In 2015, Maciver collaborated with Nike and Shoreditch fitness studio Frame to paint two walls and a ceiling at their site. ‘I had a lot of creative freedom,’ she recalls. ‘I definitely feel differently about it from my personal work, but it pays well. Depending on who the brand is, it’s good exposure.’
When it comes to collaborating with, rather than simply commissioning, artists, ‘Nike have always been the masters,’ says Bec. The brand offers freedom, ‘rather than just chucking money at them’.
‘It works when a brand takes something it stands for or believes in, and gives that idea to a creative as quite an abstract brief,’ says Rob Alderson, We Transfer editor-in-chief. ‘Then, the brand should get the hell out of the way and let the creative do their thing.’
Walala is often invited to pitch to brands. ‘I get the freedom to do whatever I want,’ she says. ‘I usually propose two to three designs and they choose one.’
Maciver is keen to move towards pitching to brands more actively – not personally but through an agency.
‘There are particular brands I’d like to work with,’ she says. ‘I have ideas, but in terms of delivering them, selling them, that comes a lot better from someone else.’

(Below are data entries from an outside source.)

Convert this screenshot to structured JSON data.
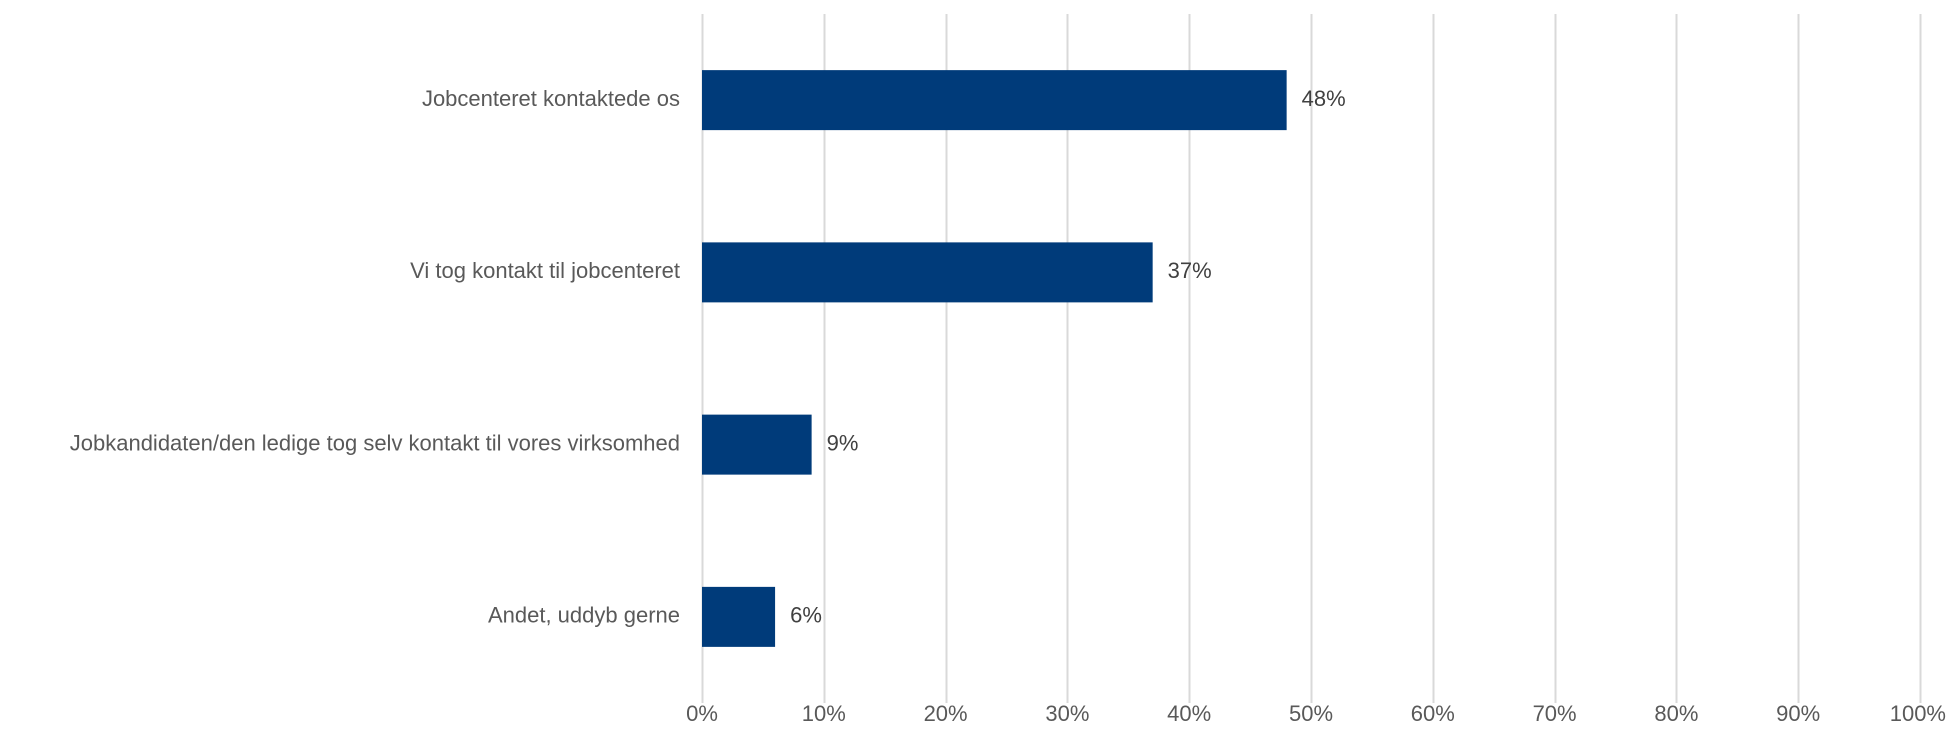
{
  "chart_data": {
    "type": "bar",
    "orientation": "horizontal",
    "title": "",
    "xlabel": "",
    "ylabel": "",
    "categories": [
      "Jobcenteret kontaktede os",
      "Vi tog kontakt til jobcenteret",
      "Jobkandidaten/den ledige tog selv kontakt til vores virksomhed",
      "Andet, uddyb gerne"
    ],
    "values": [
      48,
      37,
      9,
      6
    ],
    "value_labels": [
      "48%",
      "37%",
      "9%",
      "6%"
    ],
    "xlim": [
      0,
      100
    ],
    "x_ticks": [
      "0%",
      "10%",
      "20%",
      "30%",
      "40%",
      "50%",
      "60%",
      "70%",
      "80%",
      "90%",
      "100%"
    ],
    "grid": true,
    "legend": "none",
    "colors": {
      "bar": "#003b7a",
      "grid": "#d9d9d9",
      "text": "#595959"
    }
  }
}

‘Being able to mobilise yourself is the key thing,’ says Ogilvy. ‘It was very institutional a few years ago. Now we’re in a situation where people are able to drive their own career in a way they weren’t able to before.’
Jean Jullien @jean_jullien
London-based French illustrator. Cheerful product packaging and doodles. His ‘Peace for Paris’ design was shared globally after the 2015 terrorist attacks in the city.
Camille Walala @camillewalala
London-based French graphic designer. Her feed features bright, playful murals in-the-making, product designs and a peek into her personal life.
Mr Doodle @mrdoodle
London-based cartoonist. Black-and-white doodles on walls, floors, ceilings, clothes, Boardies shorts and a We Work staircase.
Lakwena Maciver @lakwena
British artist and graphic designer. Her Instagram features behind-the-scenes mural painting, kaleidoscopic patterns and bold typography.
Joe Cruz @jcruz_art
British artist and illustrator. Record label illustrations, a collaboration with Whistles and a mural for brand marketplace Tictail.
Chris Labrooy @chrislabrooy
UK-based designer turned CGI artist. Hyper-realistic images of molten Nike merchandise, and 3D typographic ads for Pringles, McDonald’s and British Airways.
Malika Favre @malikafavre
French graphic designer. Murals and packaging for Sephora, editorial illustrations for The New Yorker and plimsole designs.